Our recent webinar Confusing Validation Rules Explained generated lots of follow-up questions from you. We are addressing those questions in a series of posts. In this edition, we will clarify the meaning and purpose of the duplicate records validation rules, then answer some frequently asked questions about duplicate records.
The Purpose of the Duplicate Records Validation Rules
There are 3 validation rules reporting duplicate records in tabulation data:
- SD1117 for Findings domains
- SD1201 for Events domains
- SD1352 for Interventions domains
The purpose of the duplicate records validation rules is to identify multiple observations, events and interventions collected for the same subject at the exact same time. It is important to check for these situations because they can cause unanticipated results during analysis and can also confuse or complicate analysis by causing issues with FDA study data review tools.
“The Records Aren't Technically Duplicate Because the Results Are Different”
This is a common response to duplicate records findings. It is a misunderstanding to interpret the “Duplicate Records” issue message to mean that records are exact duplicates. That is not the intention of the validation rule. If your study performs multiple collections of the same test at the exact same time, you should explain why your study does this. The result variable is not used as a key variable for the validation rule because identifying these unexpected situations is important and explaining them in the Reviewers Guide is also critical.
Key Variables Used by the Validation Rules
In general, the key variables used by the validation rules are a set of meaningful, common, industry-wide keys. The duplicate records rules have been revised several times to include additional key variables, such as new location-related or timing variables. It seems that now, the keys used are sufficient, and false-positive validation messages have been reduced. As new versions of the SDTMIG are released, the keys will be updated as needed for new variables.
Sponsor Keys vs Keys Used by the Rules
Many people ask why we don't use the sponsor's key variables listed in the define.xml. This is a good idea. In fact, we plan to introduce a new validation rule that checks sponsor's data versus the key variables listed for that domain in the define.xml. However, even when that new rule is in place, we will still need the duplicate records validation rules as they are now. As previously noted, the rules are not looking for exact duplicate records. These rules identify multiple observations, events, and interventions collected at the exact same time. Also, unfortunately, in many cases a list of specified key variables is still the most overlooked or intentionally invalid information in define.xml files. For example, some users incorrectly utilize --SEQ as a key variable.

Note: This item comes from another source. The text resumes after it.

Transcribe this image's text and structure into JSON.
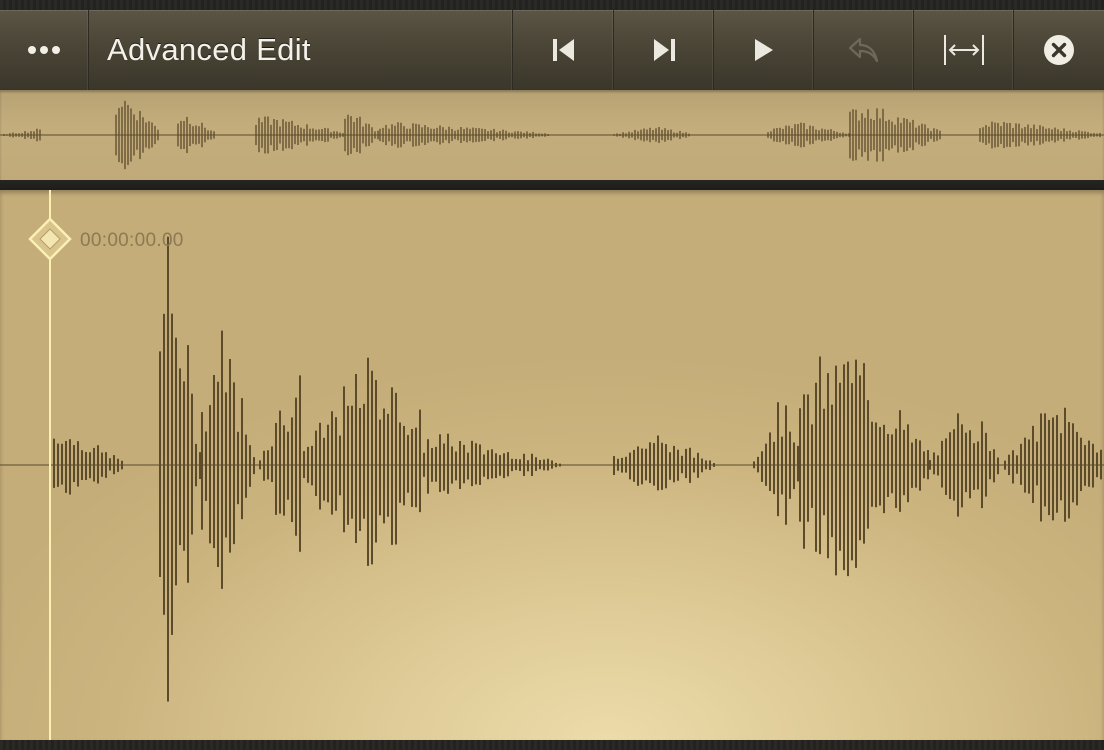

Sponsor-Defined Variables and Supplemental Qualifier Variables as Keys
The Reviewers Guide should include an explanation whenever sponsor-defined variables or supplemental qualifier variables are needed for uniqueness of the records. In the define.xml, for the domain, you should also list these variables as key variables. Yes, SUPPQUAL variables can be used as key variables in your define.xml. Pinnacle 21's Sergiy Sirichenko wrote a paper on the subject, titled How to use SUPPQUAL for specifying natural key variables in define.xml?… be sure to check it out.
What If I Have Actual Duplicate Records?
Often, a sponsor-defined variable can differentiate the records, although the Duplicate Records issue still exists whenever you have multiple observations for a subject at the same time. For these records, if the issue cannot be fixed, you should provide a detailed explanation in the Reviewers Guide, including an explanation of why this situation exists, as well as if there are any variables that differentiate the records, and what those variables contain.
If you have actual duplicate records and there are no variables (--SEQ doesn't count!) to differentiate them, be sure to work with your data management group to identify why this situation exists. If the duplication cannot be corrected, include the explanation in the Reviewers Guide.
Planned Improvements to the Rules
We do plan to improve the way the Duplicate Records rules work. One planned change is to support domain-specific key variables that the validation rules will use, which should resolve situations where key variables are specific to a single domain. Examples would include the ECG Test Results (EG) domain where according to SDTM IG having multiple findings for same test are allowed, and the Drug Accountability (DA) domain where the Reference ID (DAREFID) variable and the Sponsor-Defined Identifier (DASPID) variable are used for capturing label information. This will be an improvement introduced in a future release.